By Karen R. Smith

I want to thank those who took the time to contact me regarding last month’s column. If you are keeping score, about 75 percent of the respondents agreed with my statement that the water industry needs to change tactics: become more aggressive and find different partners to move forward successfully. The 25 percent who disagreed feel that as a whole, we have prospered for many years by taking a passive and private stance, cooperating when possible and staying clear of out-of-industry alliances.

This dialog will, I hope, continue—the exchange of ideas on our future is vital to each of us in the long term. I’d like to suggest a related topic for discussion: ethics and the proactive practice thereof. As consumer confidence in municipal water weakens, folks are seeking alternatives and they are not just turning to WQA members. I truly wish they were!

Here in Arizona, there is a company advertising on a mainstream radio station reaching several counties. They promote their bottled water and water purification systems (all the standard types, RO/UV/ozonation/softening) but do so by taking advantage of listeners’ ignorance, claiming that what they are drinking might be killing them or their children. They propose to prove the evils of the listener’s current water in a home visit and meanwhile, they suggest visiting their website. There, they illustrate their fearful claim with that old, outlawed dog-and-pony-show precipitation test that makes the sample turn black and scares the beegeesus out of the homeowner.

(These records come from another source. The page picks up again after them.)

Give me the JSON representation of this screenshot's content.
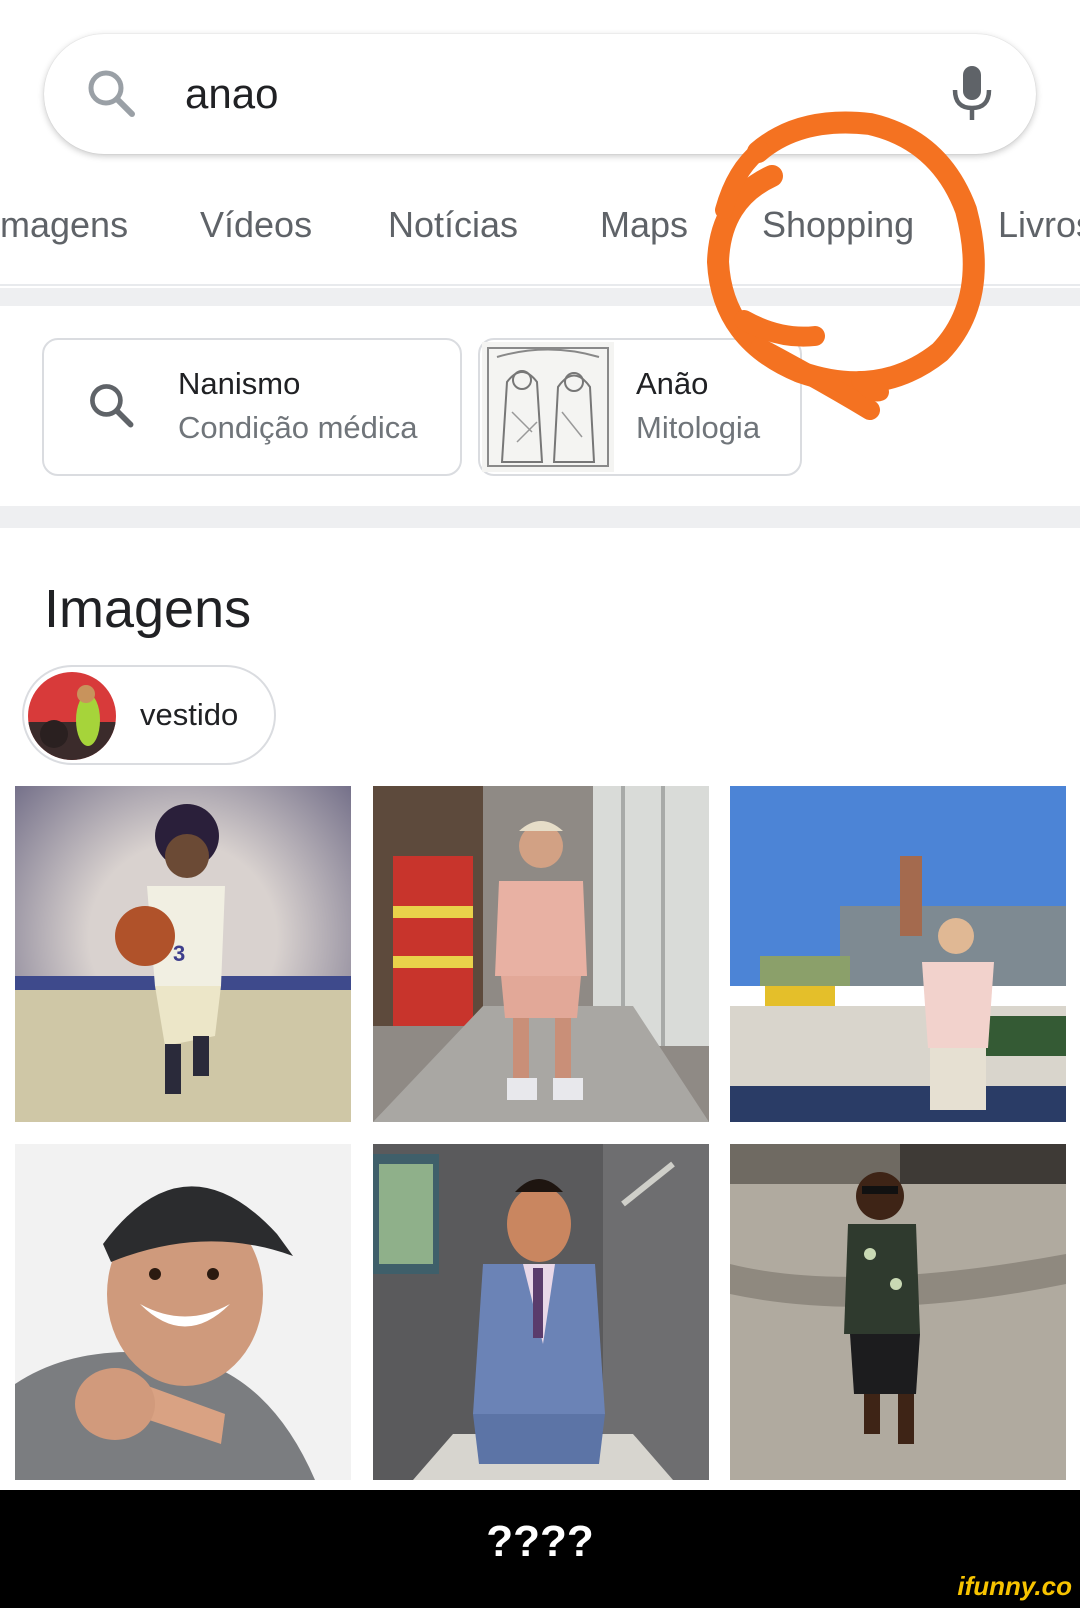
{
  "search": {
    "query": "anao"
  },
  "tabs": [
    {
      "label": "Imagens"
    },
    {
      "label": "Vídeos"
    },
    {
      "label": "Notícias"
    },
    {
      "label": "Maps"
    },
    {
      "label": "Shopping"
    },
    {
      "label": "Livros"
    }
  ],
  "knowledge_chips": [
    {
      "title": "Nanismo",
      "subtitle": "Condição médica"
    },
    {
      "title": "Anão",
      "subtitle": "Mitologia"
    }
  ],
  "images_section": {
    "title": "Imagens",
    "refine_chip": "vestido",
    "tiles": [
      {
        "subject": "basketball player in white jersey number 3"
      },
      {
        "subject": "man in pink outfit in grocery store aisle"
      },
      {
        "subject": "man in pink shirt outdoors in plaza"
      },
      {
        "subject": "smiling man in black cap pointing"
      },
      {
        "subject": "man in blue suit in studio"
      },
      {
        "subject": "man in patterned tank top on pavement"
      }
    ]
  },
  "annotation": {
    "color": "#f47221",
    "circled_item": "Shopping"
  },
  "meme": {
    "caption": "????",
    "watermark": "ifunny.co"
  },
  "colors": {
    "tab_text": "#5f6368",
    "primary_text": "#202124",
    "secondary_text": "#70757a",
    "chip_border": "#dadce0"
  }
}
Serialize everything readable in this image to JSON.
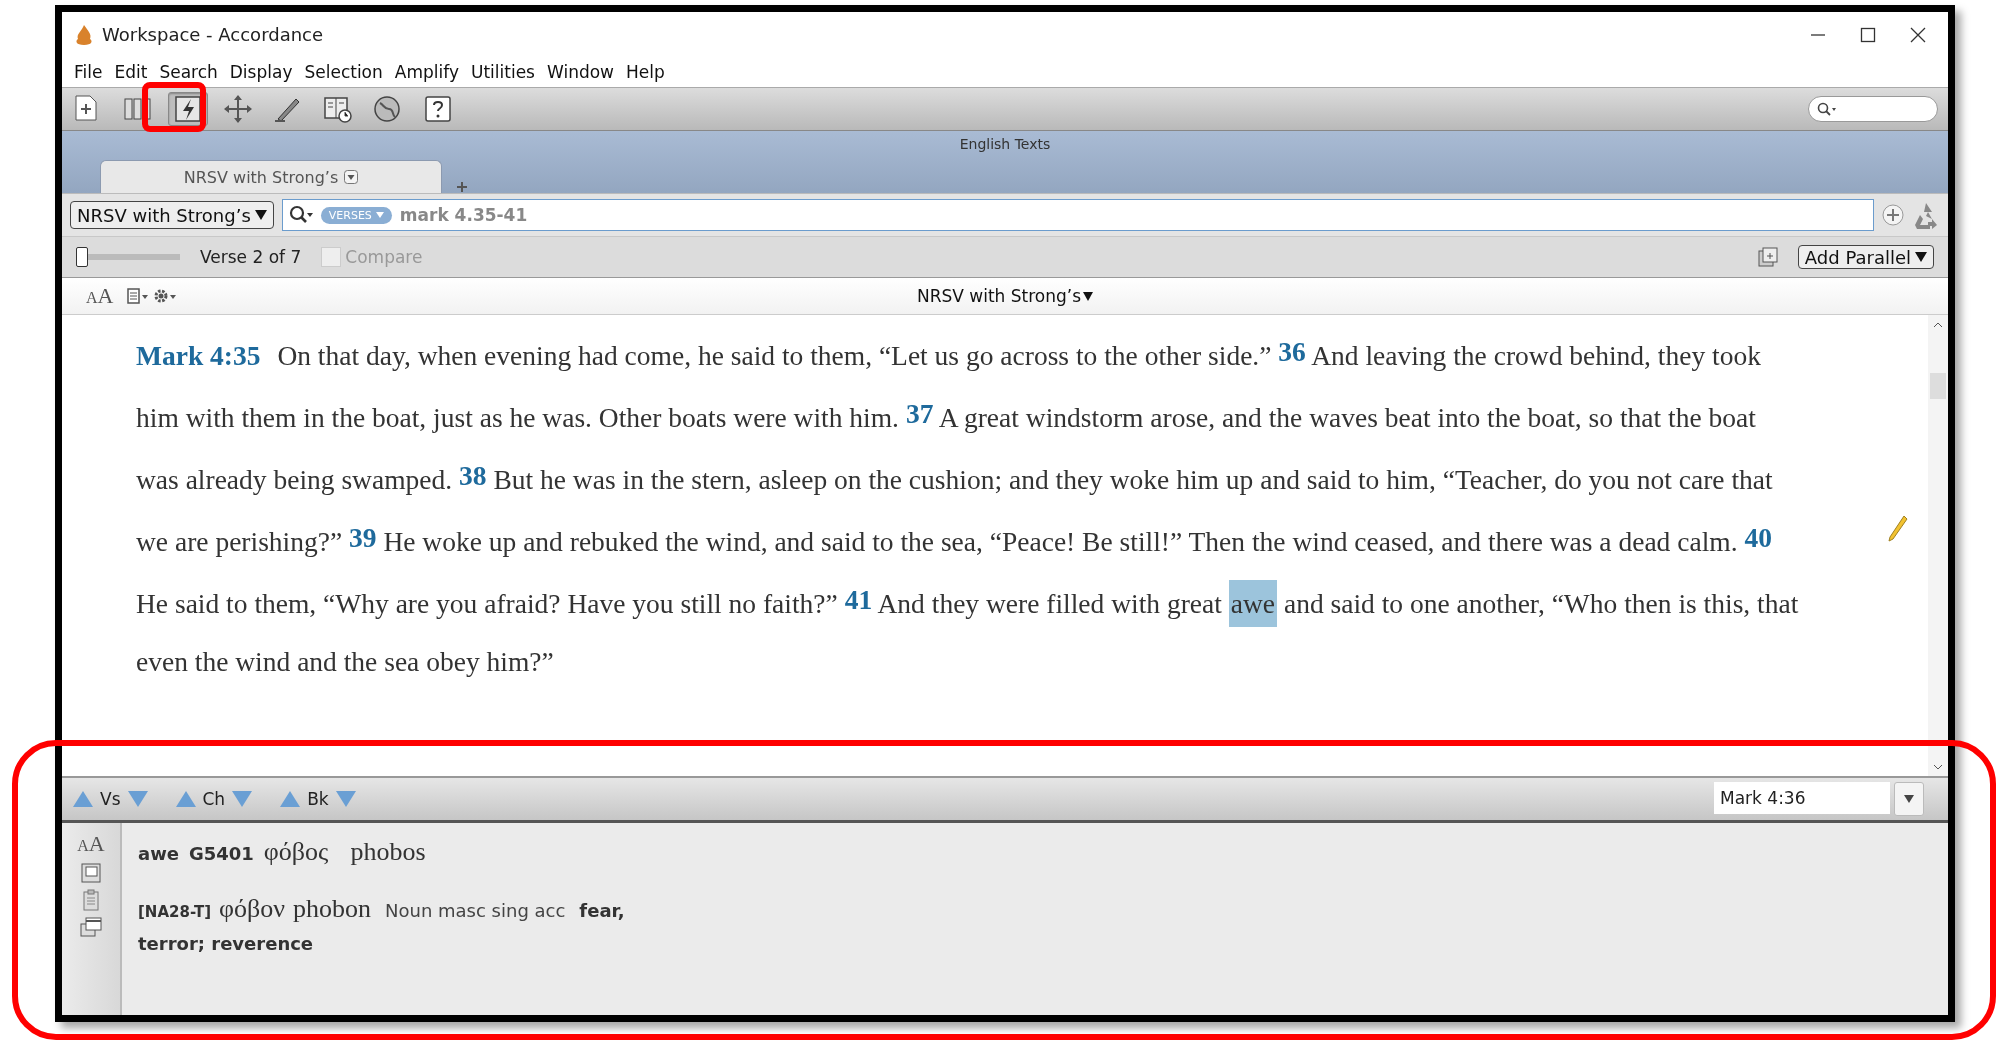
{
  "window": {
    "title": "Workspace - Accordance"
  },
  "menu": [
    "File",
    "Edit",
    "Search",
    "Display",
    "Selection",
    "Amplify",
    "Utilities",
    "Window",
    "Help"
  ],
  "toolbar": [
    {
      "kind": "new",
      "selected": false
    },
    {
      "kind": "library",
      "selected": false
    },
    {
      "kind": "highlight",
      "selected": true
    },
    {
      "kind": "move",
      "selected": false
    },
    {
      "kind": "pen",
      "selected": false
    },
    {
      "kind": "timeline",
      "selected": false
    },
    {
      "kind": "globe",
      "selected": false
    },
    {
      "kind": "help",
      "selected": false
    }
  ],
  "zone_title": "English Texts",
  "tabs": [
    {
      "label": "NRSV with Strong’s",
      "selected": true
    }
  ],
  "search_row": {
    "module": "NRSV with Strong’s",
    "search_type": "VERSES",
    "query": "mark 4.35-41"
  },
  "verse_row": {
    "slider": {
      "level": 0
    },
    "position": "Verse 2 of 7",
    "compare": {
      "label": "Compare",
      "checked": false
    },
    "add_parallel": "Add Parallel"
  },
  "pane": {
    "font_button": "AA",
    "title": "NRSV with Strong’s"
  },
  "passage": [
    [
      {
        "kind": "reference",
        "text": "Mark 4:35"
      },
      {
        "kind": "text",
        "text": "On that day, when evening had come, he said to them, “Let us go across to the other side.”"
      },
      {
        "kind": "verse",
        "text": "36"
      },
      {
        "kind": "text",
        "text": "And leaving the crowd behind, they took"
      }
    ],
    [
      {
        "kind": "text",
        "text": "him with them in the boat, just as he was. Other boats were with him."
      },
      {
        "kind": "verse",
        "text": "37"
      },
      {
        "kind": "text",
        "text": "A great windstorm arose, and the waves beat into the boat, so that the boat"
      }
    ],
    [
      {
        "kind": "text",
        "text": "was already being swamped."
      },
      {
        "kind": "verse",
        "text": "38"
      },
      {
        "kind": "text",
        "text": "But he was in the stern, asleep on the cushion; and they woke him up and said to him, “Teacher, do you not care that"
      }
    ],
    [
      {
        "kind": "text",
        "text": "we are perishing?”"
      },
      {
        "kind": "verse",
        "text": "39"
      },
      {
        "kind": "text",
        "text": "He woke up and rebuked the wind, and said to the sea, “Peace! Be still!” Then the wind ceased, and there was a dead calm."
      },
      {
        "kind": "verse",
        "text": "40"
      }
    ],
    [
      {
        "kind": "text",
        "text": "He said to them, “Why are you afraid? Have you still no faith?”"
      },
      {
        "kind": "verse",
        "text": "41"
      },
      {
        "kind": "text",
        "text": "And they were filled with great"
      },
      {
        "kind": "highlight",
        "text": "awe"
      },
      {
        "kind": "text",
        "text": "and said to one another, “Who then is this, that"
      }
    ],
    [
      {
        "kind": "text",
        "text": "even the wind and the sea obey him?”"
      }
    ]
  ],
  "navigator": [
    {
      "label": "Vs"
    },
    {
      "label": "Ch"
    },
    {
      "label": "Bk"
    }
  ],
  "reference_field": "Mark 4:36",
  "details": {
    "font_button": "AA",
    "word": "awe",
    "strongs": "G5401",
    "lemma": "φόβος",
    "transliteration": "phobos",
    "source": "[NA28-T]",
    "form": "φόβον",
    "form_transliteration": "phobon",
    "parsing": "Noun masc sing acc",
    "gloss": [
      "fear,",
      "terror; reverence"
    ]
  }
}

On the other side of the country, a man has set up a website claiming to be an Institute and it has all the hallmarks of an official government or scholastic entity. It is neither. His specialty is misinformation. “Did you know the EPA does not regulate bottled water?” is one of his questions. The website alarms and implies that those who imbibe might be swallowing who-knows-what. We know that it is the FDA which regulates bottled waters but those reading this charlatan’s website, by and large, do not. He informs folks that their lives may be at risk, but for $14.95 he’ll send them a book explaining what is and is not safe to drink and for $49.95 he will train them to test their own water.

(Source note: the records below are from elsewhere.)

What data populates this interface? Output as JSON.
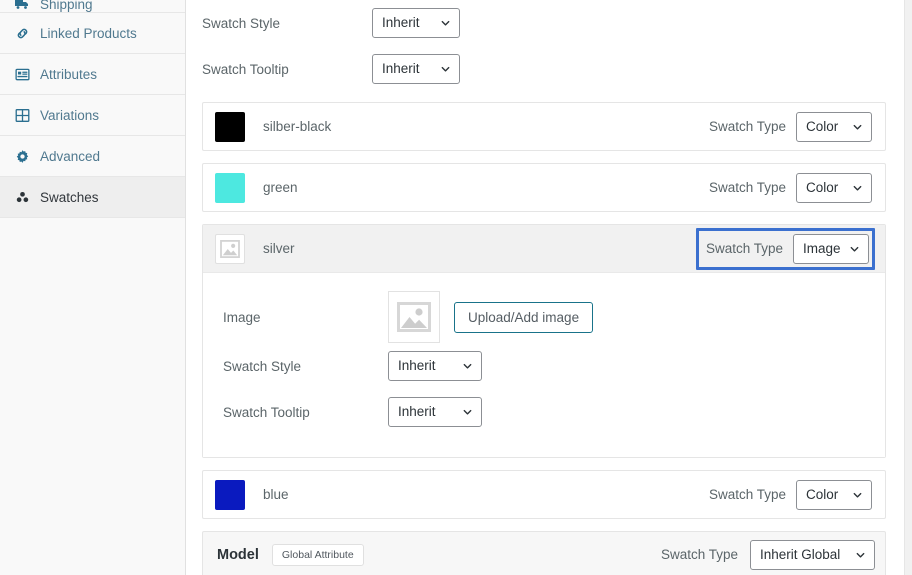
{
  "sidebar": {
    "items": [
      {
        "label": "Shipping",
        "icon": "truck-icon",
        "partial": true,
        "active": false
      },
      {
        "label": "Linked Products",
        "icon": "link-icon",
        "partial": false,
        "active": false
      },
      {
        "label": "Attributes",
        "icon": "attributes-icon",
        "partial": false,
        "active": false
      },
      {
        "label": "Variations",
        "icon": "grid-icon",
        "partial": false,
        "active": false
      },
      {
        "label": "Advanced",
        "icon": "gear-icon",
        "partial": false,
        "active": false
      },
      {
        "label": "Swatches",
        "icon": "swatches-icon",
        "partial": false,
        "active": true
      }
    ]
  },
  "top_fields": [
    {
      "label": "Swatch Style",
      "value": "Inherit"
    },
    {
      "label": "Swatch Tooltip",
      "value": "Inherit"
    }
  ],
  "swatches": [
    {
      "name": "silber-black",
      "chip_color": "#000000",
      "chip_kind": "color",
      "type_label": "Swatch Type",
      "type_value": "Color",
      "focused": false,
      "expanded": false
    },
    {
      "name": "green",
      "chip_color": "#4DE8E0",
      "chip_kind": "color",
      "type_label": "Swatch Type",
      "type_value": "Color",
      "focused": false,
      "expanded": false
    },
    {
      "name": "silver",
      "chip_color": "#f0f0f0",
      "chip_kind": "image-placeholder",
      "type_label": "Swatch Type",
      "type_value": "Image",
      "focused": true,
      "expanded": true,
      "panel": {
        "image_label": "Image",
        "upload_button": "Upload/Add image",
        "fields": [
          {
            "label": "Swatch Style",
            "value": "Inherit"
          },
          {
            "label": "Swatch Tooltip",
            "value": "Inherit"
          }
        ]
      }
    },
    {
      "name": "blue",
      "chip_color": "#0A1ABF",
      "chip_kind": "color",
      "type_label": "Swatch Type",
      "type_value": "Color",
      "focused": false,
      "expanded": false
    }
  ],
  "model_bar": {
    "title": "Model",
    "tag": "Global Attribute",
    "type_label": "Swatch Type",
    "type_value": "Inherit Global"
  },
  "colors": {
    "focus_outline": "#3b70cf",
    "sidebar_link": "#2b6f90",
    "upload_border": "#19738a",
    "active_row_bg": "#f1f1f1"
  }
}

What of the national and regional WQAs? All have ethics standards—among the highest in the nation in terms of trade associations. Yet all seem to shy away from the proactive practices that would demonstrate them to the public at large, where they might do the most good. Right now, if you find a huckster trying to frighten consumers into buying a lifetime supply of magic water, to steal a line from the old Ghostbusters movie, “Who you gonna call?” Our own ethics would have more meaning if we acted to protect consumers in concert with the governmental agencies that work toward the same goals. If local dealers reach out to the morning news show in their area to warn of scam tactics by professed water experts, they will garner a great deal of positive publicity for those who honestly and honorably supply consumers with water conditioning and purification products and services.

As an industry, our future is anything but assured. More and more regions are facing rising TDS levels because of agricultural fertilizer runoff and water reuse. Coastal areas are looking seriously at desal. The costs associated with municipal treatment plants are exponential—which means they are political suicide for those proposing them. Far better to make them a last resort after all possible low cost strategies have been shown insufficient. The banning of water softeners is one of those low-cost strategies, an ideal political scapegoat. As a utility representative said recently, water softeners don’t even make the top 10 when identifying sources of rising salinity. But they are the easiest thing to ban, which makes them first. Together we can change that.

Wishing you and yours all the joys of the holiday season!